An essencial part to create a sentiment analysis algorithm, such as any data mining algorithm, is to have a comprehensive data or "corpus" to learn, as well as a dataset to test and to ensure it perfectly meet the requeriments.

It allows you to adjust the algorithm to deduce better (or more accurate) natural language characteristics that could be extracted from the text and that will contribuite to the sentiment classification, instead of using a generic approach.

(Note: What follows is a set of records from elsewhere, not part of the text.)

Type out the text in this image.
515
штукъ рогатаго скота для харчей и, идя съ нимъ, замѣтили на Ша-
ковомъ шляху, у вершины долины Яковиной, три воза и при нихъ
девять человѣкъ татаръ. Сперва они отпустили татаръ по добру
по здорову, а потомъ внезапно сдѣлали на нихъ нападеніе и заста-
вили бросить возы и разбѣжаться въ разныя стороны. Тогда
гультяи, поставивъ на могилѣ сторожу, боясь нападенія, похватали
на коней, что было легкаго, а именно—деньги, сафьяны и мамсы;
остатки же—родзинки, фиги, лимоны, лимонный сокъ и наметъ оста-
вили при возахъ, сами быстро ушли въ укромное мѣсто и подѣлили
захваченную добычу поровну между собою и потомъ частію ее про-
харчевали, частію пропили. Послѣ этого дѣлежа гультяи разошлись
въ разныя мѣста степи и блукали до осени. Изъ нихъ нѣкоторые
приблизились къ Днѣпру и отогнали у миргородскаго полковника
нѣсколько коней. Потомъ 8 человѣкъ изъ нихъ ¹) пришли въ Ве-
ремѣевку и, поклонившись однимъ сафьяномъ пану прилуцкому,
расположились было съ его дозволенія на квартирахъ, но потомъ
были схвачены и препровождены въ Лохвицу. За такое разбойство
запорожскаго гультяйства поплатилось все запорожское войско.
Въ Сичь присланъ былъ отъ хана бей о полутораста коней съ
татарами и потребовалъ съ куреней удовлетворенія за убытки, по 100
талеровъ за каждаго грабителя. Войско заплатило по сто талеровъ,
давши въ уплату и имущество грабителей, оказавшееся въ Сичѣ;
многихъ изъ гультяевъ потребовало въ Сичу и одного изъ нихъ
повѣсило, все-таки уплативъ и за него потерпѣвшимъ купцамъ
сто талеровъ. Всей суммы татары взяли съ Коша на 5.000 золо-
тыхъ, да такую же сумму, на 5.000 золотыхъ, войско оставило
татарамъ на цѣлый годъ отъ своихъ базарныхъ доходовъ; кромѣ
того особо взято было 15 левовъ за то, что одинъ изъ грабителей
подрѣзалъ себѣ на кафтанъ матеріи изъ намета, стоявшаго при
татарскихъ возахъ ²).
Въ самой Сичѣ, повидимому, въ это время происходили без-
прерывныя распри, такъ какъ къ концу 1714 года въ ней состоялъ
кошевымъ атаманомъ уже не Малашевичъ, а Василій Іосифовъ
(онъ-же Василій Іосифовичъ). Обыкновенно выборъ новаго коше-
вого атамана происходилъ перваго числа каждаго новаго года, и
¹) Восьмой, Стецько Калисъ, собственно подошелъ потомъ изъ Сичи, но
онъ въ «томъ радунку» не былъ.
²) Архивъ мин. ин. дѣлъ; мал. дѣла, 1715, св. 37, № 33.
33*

We will take as a work base a train dataset provided by Michigan University, to Kaggle competitions -  https://inclass.kaggle.com/c/si650winter11.

This dataset contains 1.578.627 classified tweets and each row is marked as:
* 1 with regard positive sentiment
* 0 with regard negative sentiment

In [None]:
# Data file path
file_path = '/content/drive/My Drive/Colab Notebooks/08-apache-spark/data/sentimentos.csv'

In [None]:
rdd_sent = sc.textFile(file_path)

In [None]:
# Removing header
header = rdd_sent.take(1)[0]
dataset = rdd_sent.filter(lambda row: row != header)

In [None]:
type(dataset)

pyspark.rdd.PipelinedRDD

In [None]:
# This function splits the columns in each row, creating a tuple and removing 
# the punctiation

def get_row(row):
  row = row.split(",")
  sentiment = row[1]
  tweet = row[3].strip()
  translator = str.maketrans({key: None for key in string.punctuation})
  tweet = tweet.translate(translator)
  tweet = tweet.split(' ')
  tweet_lower = ()
  for word in tweet:
    tweet_lower.append(word.lower())
  return (tweet_lower, sentiment)

In [None]:
# Apply the function in each row in the dataset
ds_train = dataset.map(lambda row: get_row(row))

In [None]:
# Create an object SentimentAnalyser
sentiment_analyzer = SentimentAnalyzer()